Educational and Psychological Outcomes Between LGBTQ and Straight Students in Middle and High School
In recent years, there have been a number of highly publicized incidents involving teens who self-identified as gay and thereby became the target of harsh bullying — or worse — from their straight peers. Studies suggest the problem is pervasive: 9 of 10 U.S. students identifying as lesbian, gay, bisexual or transgender reported having experienced some form of harassment during the past year, and two-thirds said they felt unsafe because of these dynamics, according to the 2009 National School Climate Survey. Researchers continue to investigate the variety of challenges faced by students who assert a non-traditional sexual identity.
A 2011 study from the University of Illinois published in Educational Researcher, “Inequities in Educational and Psychological Outcomes Between LGBTQ and Straight Students in Middle and High School,” analyzed survey data taken from more than 13,000 students spanning 30 middle and high schools in Wisconsin to look at educational outcomes and psychological well-being of non-straight students. The area in which the schools were surveyed represents, the study’s authors state, “geographically diverse areas ranging from small working farms to a large city.”
The study’s findings include:
- Within the sample, approximately 5% of the students self-identified as lesbian, gay, bisexual, transgender or questioning (LGBTQ).
- The most at risk of suicide were self-identified bisexual students; while “less than half of 1% of straight-identified students reported thinking seriously about killing themselves ‘almost all of the time,’ 5.6% of bisexual-identified students reported doing so.”
- “LGBTQ-identified students were more likely than straight-identified students to report attempting suicide once in the year prior to survey completion.” Statistically, this meant that 6.2% of LGBTQ students reported a suicide attempt compared to 1.8% of straight students.
- LGBTQ students were much more likely to report experiencing online bullying: “Compared with the 80.8% of straight-identified students who report no cyber victimization, only 66.0% of all LGBTQ-identified students do.” More generally, LGBTQ students are “disproportionately the victims of bullying, which can further impede learning” and may explain differences in educational and psychological outcomes.
- LGBT students were more likely to skip classes. The prevalence of unexcused absences for straight students increases from about 7% in middle school to about 14% skipping in high school.
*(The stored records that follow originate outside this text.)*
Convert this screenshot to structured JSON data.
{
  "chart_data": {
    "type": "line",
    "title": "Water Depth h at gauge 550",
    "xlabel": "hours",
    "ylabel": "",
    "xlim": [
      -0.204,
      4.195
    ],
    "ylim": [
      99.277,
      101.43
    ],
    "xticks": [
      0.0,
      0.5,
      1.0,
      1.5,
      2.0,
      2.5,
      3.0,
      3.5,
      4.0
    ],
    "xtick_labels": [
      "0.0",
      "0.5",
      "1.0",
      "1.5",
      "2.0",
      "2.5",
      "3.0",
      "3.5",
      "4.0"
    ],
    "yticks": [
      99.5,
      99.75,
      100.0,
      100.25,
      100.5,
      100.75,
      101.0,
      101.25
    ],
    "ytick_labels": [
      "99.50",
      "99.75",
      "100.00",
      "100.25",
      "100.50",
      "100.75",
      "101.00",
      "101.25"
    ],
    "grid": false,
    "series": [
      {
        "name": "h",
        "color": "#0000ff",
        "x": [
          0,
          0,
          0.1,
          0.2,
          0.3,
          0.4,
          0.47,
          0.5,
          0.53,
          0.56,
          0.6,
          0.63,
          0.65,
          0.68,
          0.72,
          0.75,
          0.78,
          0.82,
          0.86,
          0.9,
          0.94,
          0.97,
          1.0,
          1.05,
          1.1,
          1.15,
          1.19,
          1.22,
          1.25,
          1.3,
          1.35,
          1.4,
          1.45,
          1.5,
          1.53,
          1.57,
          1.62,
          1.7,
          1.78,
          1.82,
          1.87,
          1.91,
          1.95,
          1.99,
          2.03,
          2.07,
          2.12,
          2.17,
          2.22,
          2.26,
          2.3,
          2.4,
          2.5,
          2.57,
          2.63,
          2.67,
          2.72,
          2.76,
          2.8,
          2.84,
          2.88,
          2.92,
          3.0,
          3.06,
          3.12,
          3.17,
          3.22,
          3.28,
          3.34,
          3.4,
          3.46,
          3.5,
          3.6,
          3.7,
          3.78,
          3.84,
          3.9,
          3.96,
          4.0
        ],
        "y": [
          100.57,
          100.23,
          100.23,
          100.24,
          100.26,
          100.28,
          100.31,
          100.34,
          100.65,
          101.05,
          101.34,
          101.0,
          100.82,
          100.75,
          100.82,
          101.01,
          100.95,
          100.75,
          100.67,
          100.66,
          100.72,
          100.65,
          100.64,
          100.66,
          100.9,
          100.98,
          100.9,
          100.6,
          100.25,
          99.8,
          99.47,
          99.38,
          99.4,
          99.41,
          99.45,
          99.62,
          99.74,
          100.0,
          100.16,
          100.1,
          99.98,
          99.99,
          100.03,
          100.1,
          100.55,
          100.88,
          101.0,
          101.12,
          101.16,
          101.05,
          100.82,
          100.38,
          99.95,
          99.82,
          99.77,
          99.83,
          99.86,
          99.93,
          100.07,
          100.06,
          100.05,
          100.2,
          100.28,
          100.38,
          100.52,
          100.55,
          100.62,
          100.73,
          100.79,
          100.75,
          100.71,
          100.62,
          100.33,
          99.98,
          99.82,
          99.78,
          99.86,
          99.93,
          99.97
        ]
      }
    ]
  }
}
However, “about 22% of LGBTQ students were already skipping school in middle school, staying around that level in high school.”
The researchers emphasize that they “did not attempt to explore causal mechanisms” and that further research would be needed to explore the root problems.
Tags: children, gender, crime, gay issues, bullying, civil rights
Note to instructor: The suggested assignments are designed for flexibility. They can be used in whole or part and can be adapted to a particular task -- for example, the newswriting assignments could be applied to the writing of the headline, the lead, the nut graph or the full story. Material from the assignments could also be combined with other material, for example, in the writing of a background, feature or local-angle story.
Read the University of Illinois study “Inequities in Educational and Psychological Outcomes Between LGBTQ and Straight Students in Middle and High School.”
- Summarize the study in fewer than 40 words.
- Express the study's key term(s) in language a lay audience can understand.
- Evaluate the study's limitations. (For example: Do the results conflict with those of other reliable studies? Are there weaknesses in the study's data or research design?)
Read the issue-related CBS News article "N.Y. Students Suspended after Gay Teen's Suicide."
- If you were to revise the article based on knowledge of the study, what key changes would you make?
- Write a lead (or headline or nut graph) based on the study.
- Spend 60 minutes exploring the issue by accessing sources of information other than the study. Write a lead (or headline or nut graph) based on the study but informed by the new information. Does the new information significantly change what one would write based on the study alone?
- Interview two sources with a stake in or knowledge of the issue. Be prepared to provide them with a short summary of the study in order to get their response to it. Write a 400-word article about the study incorporating material from the interviews.
- Spend additional time exploring the issue and then write a 1,200-word background article, focusing on major aspects of the issue.